Amigos do Fingidor

sexta-feira, 17 de junho de 2011

Mar morto, de Jorge Amado, uma análise 10/14

Zemaria Pinto

Castigo – Se a morte de Esmeralda, tão esperada, pode ser considerada um alívio para Guma, a de Rufino o esmorece. Ele relembra, com melancolia, que quando jovem pensou em fazer carreira num navio grande e cair no mundo. Como seu amigo Chico Tristeza, que se tinha ido ainda menino e agora voltava, só de passagem, falando “línguas esquisitas” e contando histórias de outros cais. Lívia, perto de dar à luz, sonha para sua criança um futuro em terra firme. Ela não é do cais, somente Guma a faz ficar ali. E a cada viagem que ele faz o retorno é de sofrimento. E se um dia ele não voltar?

Não choveu. Não se acumularam nuvens no céu naquela noite. Dezembro era mês de festa na cidade e no cais. Mas a lua não apareceu, a cor cinza do céu não ficou azul com a chegada da noite. O vento escurecia tudo. Valia como a chuva, os raios, os trovões, fazia o papel de todos, aquela noite era dele só. Ninguém ouvia a canção que Jeremias cantava, o vento a dispersava. Os velhos marinheiros olhavam as velas que entravam. Vinham numa velocidade demasiada, era preciso ser bom mestre de saveiro para saber parar um barco no cais numa noite assim. E vários estavam no mar largo ainda, outros velejavam para a boca da barra, vinham do rio.
(“O ‘Valente’”)

Guma era um deles, não conseguira voltar a tempo. Lívia vê o saveiro de mestre Manuel apontar ao longe. Quando o saveiro atraca, ela percebe a inseparável Maria Clara curvada sobre corpo de Guma. O “Valente” fora destroçado ao encontro de uma coroa de pedras, mas Guma estava vivo. Vivo estava também o pequeno Frederico, que, com o susto de Lívia, resolve antecipar sua chegada ao mundo. Se o velho Francisco perdera numa noite de temporal o irmão e a mulher, Lívia ganhara, no gracejo da amiga Maria Clara, “um filho e um marido”.

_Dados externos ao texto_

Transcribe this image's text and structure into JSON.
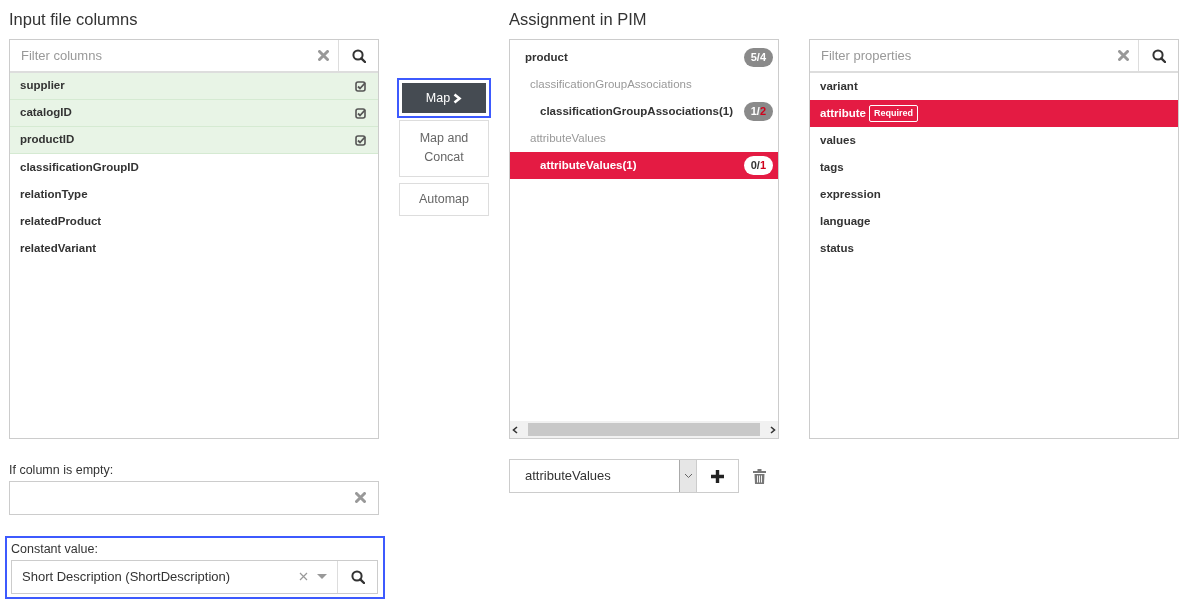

Depois do acidente, Guma passa a considerar seriamente a ideia de abandonar a vida de marítimo. Sem o saveiro, teria que alugar sua força de trabalho, o que era humilhante para quem sempre fora independente. A lembrança do amigo Rufino não o abandonava. Todos aqueles acontecimentos eram tomados como castigo pela dupla traição. Dona Janaína não o queria mais para si, não iria levá-lo para as Terras do Sem Fim, por isso deixara que mestre Manuel e Maria Clara o salvassem, mas tirou-lhe o “Valente”, seu vínculo com o mar. O tio de Lívia oferece-lhe sociedade na quitanda. Por outro lado, o velho Francisco já andava negociando um outro saveiro, diretamente com o proprietário, João Caçula, que concordava em “financiar” metade do valor, em pagamentos mensais. A outra metade, lhe fora prometida por Dr. Rodrigo, e esta poderia ser paga somente após a quitação da primeira metade. Guma anima-se com o negócio, porque isso lhe possibilitaria entrar com algum capital no negócio da quitanda. Imagina que em seis meses teria pago o barco e mais seis meses eles poupariam para iniciar o novo negócio, a nova vida, longe do mar.

O novo saveiro, rebatizado como “Paquete Voador”, vive momentos de dificuldades no cais da Bahia. O ano previsto passou-se sem que Guma conseguisse pagar sequer o devido a João Caçula. Este, proprietário de outros barcos, também sentia os reflexos da crise e tinha dificuldades para pagar seus trabalhadores, daí pressionar Guma em busca de pagamento. Chega a propor a Guma a venda do barco, mas, naquele momento difícil, quem iria comprá-lo?

Ilustrações: capa de edição especial do Círculo do Livro; capa de edição israelense, de 1978.